A woman browses the Internet at a cyber cafe in Putrajaya June 16, 2011. At least 41 Malaysian government websites were hacked into overnight but no personal or financial data were compromised, government officials said on Thursday, as the Southeast Asian nation becomes the latest target of a cyber-war waged by the activists. REUTERS/Bazuki Muhammad (MALAYSIA - Tags: SOCIETY SCI TECH BUSINESS CRIME LAW) *** Local Caption ***  BAZ01_CYBER MALAYSI_0616_11.JPG
Beta V.1.0 - Powered by automated translation

DUBAI // Hundreds of thousands of internet users may lose web access on July 9 if they do not remove malicious software, also known as malware, from their computers.

Google, the internet search engine, has been alerting users to the threat of DNSChanger with the message “your computer appears to be infected” on machines infected by the software.

“After successfully alerting a million users last summer to a different type of malware, we’ve replicated this method and have started showing warnings via a special message that will appear at the top of the Google search results page for users with affected devices,” said Damian Menscher, a security engineer for Google.

The computers of as many as one million users around the world may be infected.

The Domain Name System (DNS) converts web address names into numbers that allow computers to send traffic to the right place.

DNSChanger alters DNS settings, forcing users to use malicious servers that redirect users to fake and other harmful sites. The malware also changes settings on home routers that, in turn, can infect other computers and mobile devices.

Officers from the US Federal Bureau of Investigation and Estonian arrested a group of people in connection with the malware in November. The agencies transferred control of the illegal DNS servers to the Internet Systems Consortium, a non-profit group that devises and maintains internet protocols.

Since then, internet service providers (ISPs) and other groups have been trying to alert victims.

“However, many of these campaigns have had limited success because they could not target the affected users, or did not appear in the user’s preferred language [only half the affected users speak English as their primary language],” said Mr Menscher.

“At the current disinfection rate, hundreds of thousands of devices will still be infected when the court order expires on July 9 and the replacement DNS servers are shut down,” he said. “At that time, any remaining infected machines may experience slowdowns or completely lose internet access.”

Mr Menscher said that Google’s intent was to raise awareness of DNSChanger among infected users.

“We believe directly messaging affected users on a trusted site and in their preferred language will produce the best possible results,” he said. “While we expect to notify over 500,000 users within a week, we realise we won’t reach every affected user.

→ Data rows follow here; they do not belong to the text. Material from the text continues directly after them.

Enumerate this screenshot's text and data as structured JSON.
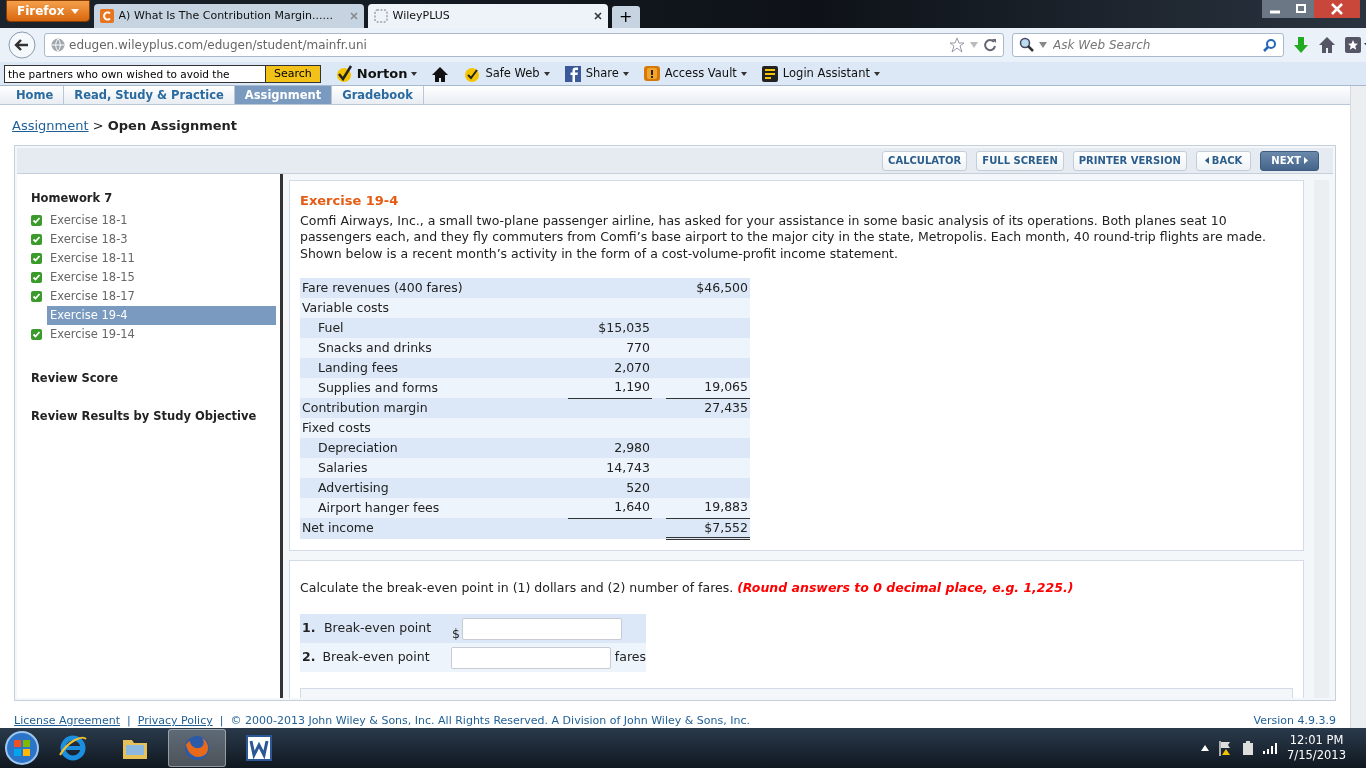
{
  "browser": {
    "menu_button": "Firefox",
    "tabs": [
      {
        "title": "A) What Is The Contribution Margin......",
        "kind": "chegg",
        "selected": false
      },
      {
        "title": "WileyPLUS",
        "kind": "blank",
        "selected": true
      }
    ],
    "new_tab": "+",
    "url": "edugen.wileyplus.com/edugen/student/mainfr.uni",
    "search": {
      "placeholder": "Ask Web Search"
    }
  },
  "toolbar": {
    "search_value": "the partners who own wished to avoid the",
    "search_button": "Search",
    "items": [
      {
        "kind": "norton",
        "label": "Norton"
      },
      {
        "kind": "home"
      },
      {
        "kind": "safeweb",
        "label": "Safe Web"
      },
      {
        "kind": "share",
        "label": "Share"
      },
      {
        "kind": "vault",
        "label": "Access Vault"
      },
      {
        "kind": "login",
        "label": "Login Assistant"
      }
    ]
  },
  "site_tabs": [
    {
      "label": "Home",
      "selected": false
    },
    {
      "label": "Read, Study & Practice",
      "selected": false
    },
    {
      "label": "Assignment",
      "selected": true
    },
    {
      "label": "Gradebook",
      "selected": false
    }
  ],
  "breadcrumb": {
    "link": "Assignment",
    "separator": ">",
    "current": "Open Assignment"
  },
  "panel_buttons": [
    {
      "label": "CALCULATOR",
      "kind": "plain"
    },
    {
      "label": "FULL SCREEN",
      "kind": "plain"
    },
    {
      "label": "PRINTER VERSION",
      "kind": "plain"
    },
    {
      "label": "BACK",
      "kind": "back"
    },
    {
      "label": "NEXT",
      "kind": "next"
    }
  ],
  "sidebar": {
    "title": "Homework 7",
    "items": [
      {
        "label": "Exercise 18-1",
        "done": true,
        "selected": false
      },
      {
        "label": "Exercise 18-3",
        "done": true,
        "selected": false
      },
      {
        "label": "Exercise 18-11",
        "done": true,
        "selected": false
      },
      {
        "label": "Exercise 18-15",
        "done": true,
        "selected": false
      },
      {
        "label": "Exercise 18-17",
        "done": true,
        "selected": false
      },
      {
        "label": "Exercise 19-4",
        "done": false,
        "selected": true
      },
      {
        "label": "Exercise 19-14",
        "done": true,
        "selected": false
      }
    ],
    "links": [
      "Review Score",
      "Review Results by Study Objective"
    ]
  },
  "exercise": {
    "title": "Exercise 19-4",
    "text": "Comfi Airways, Inc., a small two-plane passenger airline, has asked for your assistance in some basic analysis of its operations. Both planes seat 10 passengers each, and they fly commuters from Comfi’s base airport to the major city in the state, Metropolis. Each month, 40 round-trip flights are made. Shown below is a recent month’s activity in the form of a cost-volume-profit income statement.",
    "rows": [
      {
        "kind": "group",
        "label": "Fare revenues (400 fares)",
        "total": "$46,500"
      },
      {
        "kind": "group",
        "label": "Variable costs"
      },
      {
        "kind": "item",
        "label": "Fuel",
        "amount": "$15,035"
      },
      {
        "kind": "item",
        "label": "Snacks and drinks",
        "amount": "770"
      },
      {
        "kind": "item",
        "label": "Landing fees",
        "amount": "2,070"
      },
      {
        "kind": "item",
        "label": "Supplies and forms",
        "amount": "1,190",
        "total": "19,065",
        "amount_underlined": true,
        "total_underlined": true
      },
      {
        "kind": "group",
        "label": "Contribution margin",
        "total": "27,435"
      },
      {
        "kind": "group",
        "label": "Fixed costs"
      },
      {
        "kind": "item",
        "label": "Depreciation",
        "amount": "2,980"
      },
      {
        "kind": "item",
        "label": "Salaries",
        "amount": "14,743"
      },
      {
        "kind": "item",
        "label": "Advertising",
        "amount": "520"
      },
      {
        "kind": "item",
        "label": "Airport hanger fees",
        "amount": "1,640",
        "total": "19,883",
        "amount_underlined": true,
        "total_underlined": true
      },
      {
        "kind": "group",
        "label": "Net income",
        "total": "$7,552",
        "total_double_underlined": true
      }
    ]
  },
  "question": {
    "prompt": "Calculate the break-even point in (1) dollars and (2) number of fares.",
    "note": "(Round answers to 0 decimal place, e.g. 1,225.)",
    "answers": [
      {
        "number": "1.",
        "label": "Break-even point",
        "prefix": "$"
      },
      {
        "number": "2.",
        "label": "Break-even point",
        "suffix": "fares"
      }
    ]
  },
  "footer": {
    "links": [
      "License Agreement",
      "Privacy Policy"
    ],
    "separator": "|",
    "copyright": "© 2000-2013 John Wiley & Sons, Inc. All Rights Reserved. A Division of John Wiley & Sons, Inc.",
    "version": "Version 4.9.3.9"
  },
  "taskbar": {
    "apps": [
      {
        "kind": "ie",
        "active": false
      },
      {
        "kind": "folder",
        "active": false
      },
      {
        "kind": "firefox",
        "active": true
      },
      {
        "kind": "word",
        "active": false
      }
    ],
    "time": "12:01 PM",
    "date": "7/15/2013"
  }
}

“Some ISPs have been taking their own actions, a few of which will prevent our warning from being displayed on affecteddevices. We can’t guarantee that our recommendations will always clean infected devices completely, so some users may need to seek additional help.

"These conditions aside, if more devices are cleaned and steps are taken to better secure the machines against further abuse, the notification effort will be well worth it."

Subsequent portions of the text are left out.